= Jim Fleming (rugby union, born 1951) =

Scottish rugby union referee

James Mathieson Fleming MBE (born July 1951) is a retired Scottish Rugby Union Referee who refereed 42 major international matches and was a touch judge in a further 75. He also refereed 7 women's internationals including the 1994 World Cup Final. The international matches that he controlled were between 1985 and 2001 and included matches in four Rugby World Cups. He is Scotland’s most capped referee and was an International referee for 18 years.

==Refereeing career==
Fleming was born in July 1951. He became a referee in 1973 after he was unable to play due to concussion. In 1983, the SRU appointed him to their international panel.
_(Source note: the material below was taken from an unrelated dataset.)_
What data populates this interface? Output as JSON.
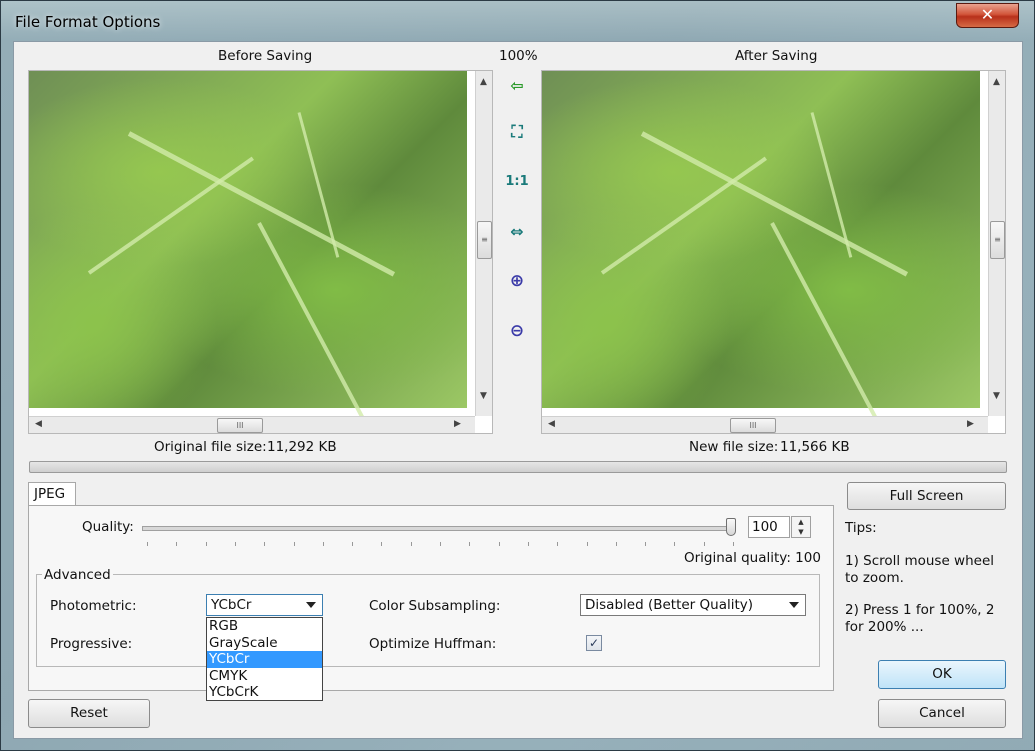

His first international was in 1985 when he refereed the Triple Crown decider between Ireland and England at Lansdowne Road. He refereed in four Rugby World Cups (1987, 1991, 1995 and 1999), taking charge of 12 matches. He refereed two semi finals – Australia v New Zealand (1991) and France v New Zealand (1999) as well as three quarter finals, Ireland v Australia (1991), South Africa v Samoa (1995) and England v South Africa (1999). He also refereed the opening match of the 1991 Rugby World Cup between England and New Zealand.

He refereed the Women's World Cup Final in 1994 between England and the USA.
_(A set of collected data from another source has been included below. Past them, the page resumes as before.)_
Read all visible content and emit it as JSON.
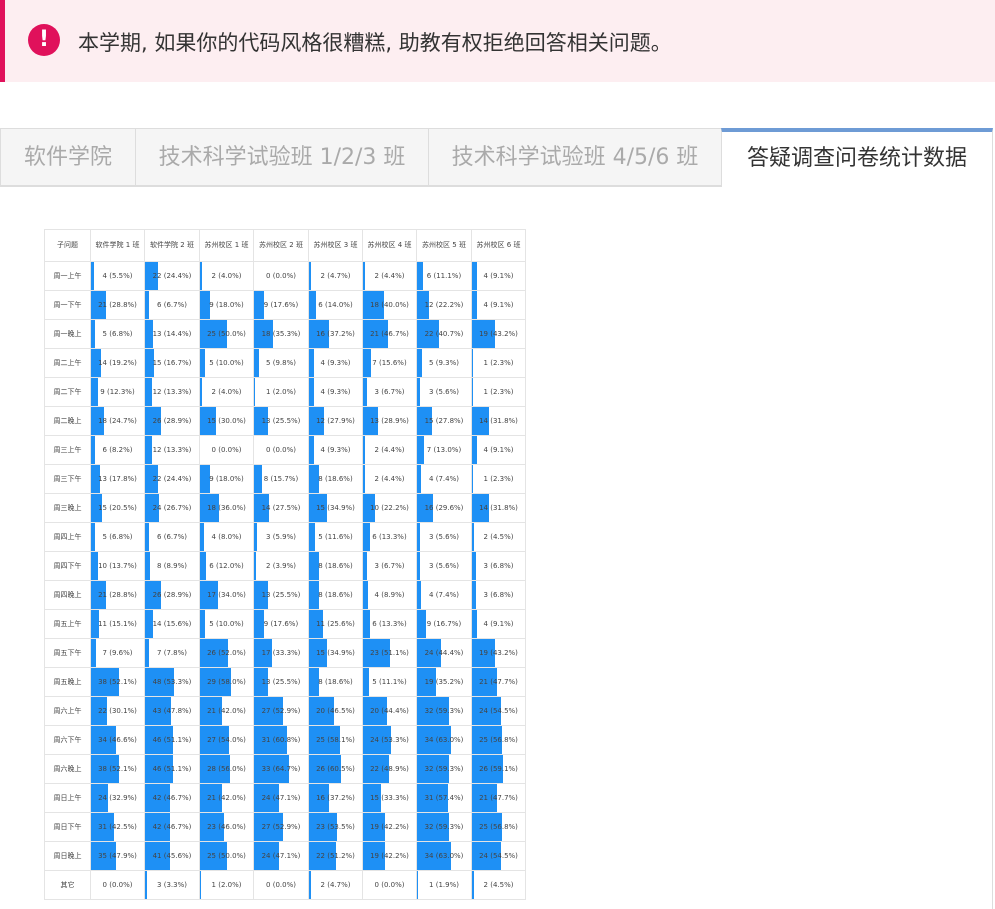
{
  "alert": {
    "icon": "exclamation-icon",
    "icon_glyph": "!",
    "text": "本学期, 如果你的代码风格很糟糕, 助教有权拒绝回答相关问题。"
  },
  "tabs": [
    {
      "label": "软件学院",
      "active": false
    },
    {
      "label": "技术科学试验班 1/2/3 班",
      "active": false
    },
    {
      "label": "技术科学试验班 4/5/6 班",
      "active": false
    },
    {
      "label": "答疑调查问卷统计数据",
      "active": true
    }
  ],
  "colors": {
    "accent": "#e0115b",
    "bar": "#1e90f5",
    "active_tab": "#6e9bd5"
  },
  "table": {
    "corner": "子问题",
    "columns": [
      "软件学院 1 班",
      "软件学院 2 班",
      "苏州校区 1 班",
      "苏州校区 2 班",
      "苏州校区 3 班",
      "苏州校区 4 班",
      "苏州校区 5 班",
      "苏州校区 6 班"
    ],
    "rows": [
      {
        "label": "周一上午",
        "cells": [
          [
            4,
            "5.5%"
          ],
          [
            22,
            "24.4%"
          ],
          [
            2,
            "4.0%"
          ],
          [
            0,
            "0.0%"
          ],
          [
            2,
            "4.7%"
          ],
          [
            2,
            "4.4%"
          ],
          [
            6,
            "11.1%"
          ],
          [
            4,
            "9.1%"
          ]
        ]
      },
      {
        "label": "周一下午",
        "cells": [
          [
            21,
            "28.8%"
          ],
          [
            6,
            "6.7%"
          ],
          [
            9,
            "18.0%"
          ],
          [
            9,
            "17.6%"
          ],
          [
            6,
            "14.0%"
          ],
          [
            18,
            "40.0%"
          ],
          [
            12,
            "22.2%"
          ],
          [
            4,
            "9.1%"
          ]
        ]
      },
      {
        "label": "周一晚上",
        "cells": [
          [
            5,
            "6.8%"
          ],
          [
            13,
            "14.4%"
          ],
          [
            25,
            "50.0%"
          ],
          [
            18,
            "35.3%"
          ],
          [
            16,
            "37.2%"
          ],
          [
            21,
            "46.7%"
          ],
          [
            22,
            "40.7%"
          ],
          [
            19,
            "43.2%"
          ]
        ]
      },
      {
        "label": "周二上午",
        "cells": [
          [
            14,
            "19.2%"
          ],
          [
            15,
            "16.7%"
          ],
          [
            5,
            "10.0%"
          ],
          [
            5,
            "9.8%"
          ],
          [
            4,
            "9.3%"
          ],
          [
            7,
            "15.6%"
          ],
          [
            5,
            "9.3%"
          ],
          [
            1,
            "2.3%"
          ]
        ]
      },
      {
        "label": "周二下午",
        "cells": [
          [
            9,
            "12.3%"
          ],
          [
            12,
            "13.3%"
          ],
          [
            2,
            "4.0%"
          ],
          [
            1,
            "2.0%"
          ],
          [
            4,
            "9.3%"
          ],
          [
            3,
            "6.7%"
          ],
          [
            3,
            "5.6%"
          ],
          [
            1,
            "2.3%"
          ]
        ]
      },
      {
        "label": "周二晚上",
        "cells": [
          [
            18,
            "24.7%"
          ],
          [
            26,
            "28.9%"
          ],
          [
            15,
            "30.0%"
          ],
          [
            13,
            "25.5%"
          ],
          [
            12,
            "27.9%"
          ],
          [
            13,
            "28.9%"
          ],
          [
            15,
            "27.8%"
          ],
          [
            14,
            "31.8%"
          ]
        ]
      },
      {
        "label": "周三上午",
        "cells": [
          [
            6,
            "8.2%"
          ],
          [
            12,
            "13.3%"
          ],
          [
            0,
            "0.0%"
          ],
          [
            0,
            "0.0%"
          ],
          [
            4,
            "9.3%"
          ],
          [
            2,
            "4.4%"
          ],
          [
            7,
            "13.0%"
          ],
          [
            4,
            "9.1%"
          ]
        ]
      },
      {
        "label": "周三下午",
        "cells": [
          [
            13,
            "17.8%"
          ],
          [
            22,
            "24.4%"
          ],
          [
            9,
            "18.0%"
          ],
          [
            8,
            "15.7%"
          ],
          [
            8,
            "18.6%"
          ],
          [
            2,
            "4.4%"
          ],
          [
            4,
            "7.4%"
          ],
          [
            1,
            "2.3%"
          ]
        ]
      },
      {
        "label": "周三晚上",
        "cells": [
          [
            15,
            "20.5%"
          ],
          [
            24,
            "26.7%"
          ],
          [
            18,
            "36.0%"
          ],
          [
            14,
            "27.5%"
          ],
          [
            15,
            "34.9%"
          ],
          [
            10,
            "22.2%"
          ],
          [
            16,
            "29.6%"
          ],
          [
            14,
            "31.8%"
          ]
        ]
      },
      {
        "label": "周四上午",
        "cells": [
          [
            5,
            "6.8%"
          ],
          [
            6,
            "6.7%"
          ],
          [
            4,
            "8.0%"
          ],
          [
            3,
            "5.9%"
          ],
          [
            5,
            "11.6%"
          ],
          [
            6,
            "13.3%"
          ],
          [
            3,
            "5.6%"
          ],
          [
            2,
            "4.5%"
          ]
        ]
      },
      {
        "label": "周四下午",
        "cells": [
          [
            10,
            "13.7%"
          ],
          [
            8,
            "8.9%"
          ],
          [
            6,
            "12.0%"
          ],
          [
            2,
            "3.9%"
          ],
          [
            8,
            "18.6%"
          ],
          [
            3,
            "6.7%"
          ],
          [
            3,
            "5.6%"
          ],
          [
            3,
            "6.8%"
          ]
        ]
      },
      {
        "label": "周四晚上",
        "cells": [
          [
            21,
            "28.8%"
          ],
          [
            26,
            "28.9%"
          ],
          [
            17,
            "34.0%"
          ],
          [
            13,
            "25.5%"
          ],
          [
            8,
            "18.6%"
          ],
          [
            4,
            "8.9%"
          ],
          [
            4,
            "7.4%"
          ],
          [
            3,
            "6.8%"
          ]
        ]
      },
      {
        "label": "周五上午",
        "cells": [
          [
            11,
            "15.1%"
          ],
          [
            14,
            "15.6%"
          ],
          [
            5,
            "10.0%"
          ],
          [
            9,
            "17.6%"
          ],
          [
            11,
            "25.6%"
          ],
          [
            6,
            "13.3%"
          ],
          [
            9,
            "16.7%"
          ],
          [
            4,
            "9.1%"
          ]
        ]
      },
      {
        "label": "周五下午",
        "cells": [
          [
            7,
            "9.6%"
          ],
          [
            7,
            "7.8%"
          ],
          [
            26,
            "52.0%"
          ],
          [
            17,
            "33.3%"
          ],
          [
            15,
            "34.9%"
          ],
          [
            23,
            "51.1%"
          ],
          [
            24,
            "44.4%"
          ],
          [
            19,
            "43.2%"
          ]
        ]
      },
      {
        "label": "周五晚上",
        "cells": [
          [
            38,
            "52.1%"
          ],
          [
            48,
            "53.3%"
          ],
          [
            29,
            "58.0%"
          ],
          [
            13,
            "25.5%"
          ],
          [
            8,
            "18.6%"
          ],
          [
            5,
            "11.1%"
          ],
          [
            19,
            "35.2%"
          ],
          [
            21,
            "47.7%"
          ]
        ]
      },
      {
        "label": "周六上午",
        "cells": [
          [
            22,
            "30.1%"
          ],
          [
            43,
            "47.8%"
          ],
          [
            21,
            "42.0%"
          ],
          [
            27,
            "52.9%"
          ],
          [
            20,
            "46.5%"
          ],
          [
            20,
            "44.4%"
          ],
          [
            32,
            "59.3%"
          ],
          [
            24,
            "54.5%"
          ]
        ]
      },
      {
        "label": "周六下午",
        "cells": [
          [
            34,
            "46.6%"
          ],
          [
            46,
            "51.1%"
          ],
          [
            27,
            "54.0%"
          ],
          [
            31,
            "60.8%"
          ],
          [
            25,
            "58.1%"
          ],
          [
            24,
            "53.3%"
          ],
          [
            34,
            "63.0%"
          ],
          [
            25,
            "56.8%"
          ]
        ]
      },
      {
        "label": "周六晚上",
        "cells": [
          [
            38,
            "52.1%"
          ],
          [
            46,
            "51.1%"
          ],
          [
            28,
            "56.0%"
          ],
          [
            33,
            "64.7%"
          ],
          [
            26,
            "60.5%"
          ],
          [
            22,
            "48.9%"
          ],
          [
            32,
            "59.3%"
          ],
          [
            26,
            "59.1%"
          ]
        ]
      },
      {
        "label": "周日上午",
        "cells": [
          [
            24,
            "32.9%"
          ],
          [
            42,
            "46.7%"
          ],
          [
            21,
            "42.0%"
          ],
          [
            24,
            "47.1%"
          ],
          [
            16,
            "37.2%"
          ],
          [
            15,
            "33.3%"
          ],
          [
            31,
            "57.4%"
          ],
          [
            21,
            "47.7%"
          ]
        ]
      },
      {
        "label": "周日下午",
        "cells": [
          [
            31,
            "42.5%"
          ],
          [
            42,
            "46.7%"
          ],
          [
            23,
            "46.0%"
          ],
          [
            27,
            "52.9%"
          ],
          [
            23,
            "53.5%"
          ],
          [
            19,
            "42.2%"
          ],
          [
            32,
            "59.3%"
          ],
          [
            25,
            "56.8%"
          ]
        ]
      },
      {
        "label": "周日晚上",
        "cells": [
          [
            35,
            "47.9%"
          ],
          [
            41,
            "45.6%"
          ],
          [
            25,
            "50.0%"
          ],
          [
            24,
            "47.1%"
          ],
          [
            22,
            "51.2%"
          ],
          [
            19,
            "42.2%"
          ],
          [
            34,
            "63.0%"
          ],
          [
            24,
            "54.5%"
          ]
        ]
      },
      {
        "label": "其它",
        "cells": [
          [
            0,
            "0.0%"
          ],
          [
            3,
            "3.3%"
          ],
          [
            1,
            "2.0%"
          ],
          [
            0,
            "0.0%"
          ],
          [
            2,
            "4.7%"
          ],
          [
            0,
            "0.0%"
          ],
          [
            1,
            "1.9%"
          ],
          [
            2,
            "4.5%"
          ]
        ]
      }
    ]
  }
}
In the six years he officiated in the European (Heinekin) Cup, Fleming refereed 4 Cup semi finals, 1 Challenge Cup semi final and the 1998 final between Bath and Brive.

Other credits to his name include 18 consecutive appearances at the Melrose Sevens, including refereeing 4 finals and for his final official match he refereed Scotland when he was in charge for their match against the Barbarians at Murrayfield in May 2001.

He retired from on-field duties in 2001, at the age of 50.

In 2005 he was elected as referees' representative to the Scottish Rugby Council, and served in this role until 2010.

He later became a TMO and referee assessor. He served as a director both on the Scottish Rugby Board and European Rugby Cup Ltd.

==Honours and awards==
Fleming was awarded an MBE in the 2002 New Year Honours. He received the IRB's distinguished services award for refereeing in 2004 and the Scottish Rugby Union's Lifetime Achievement Award in 2001.

In addition, Fleming is honorary president of his rugby club Boroughmuir and a life member of the Edinburgh Rugby Referees Society.

In 2022 Fleming was inducted into the Melrose Rugby 7s Hall of Fame and in October 2025 he was the first referee to be inducted into Scottish Rugby’s Hall of Fame

==Professional career==
Professionally, Fleming was a chartered building and quantity surveyor.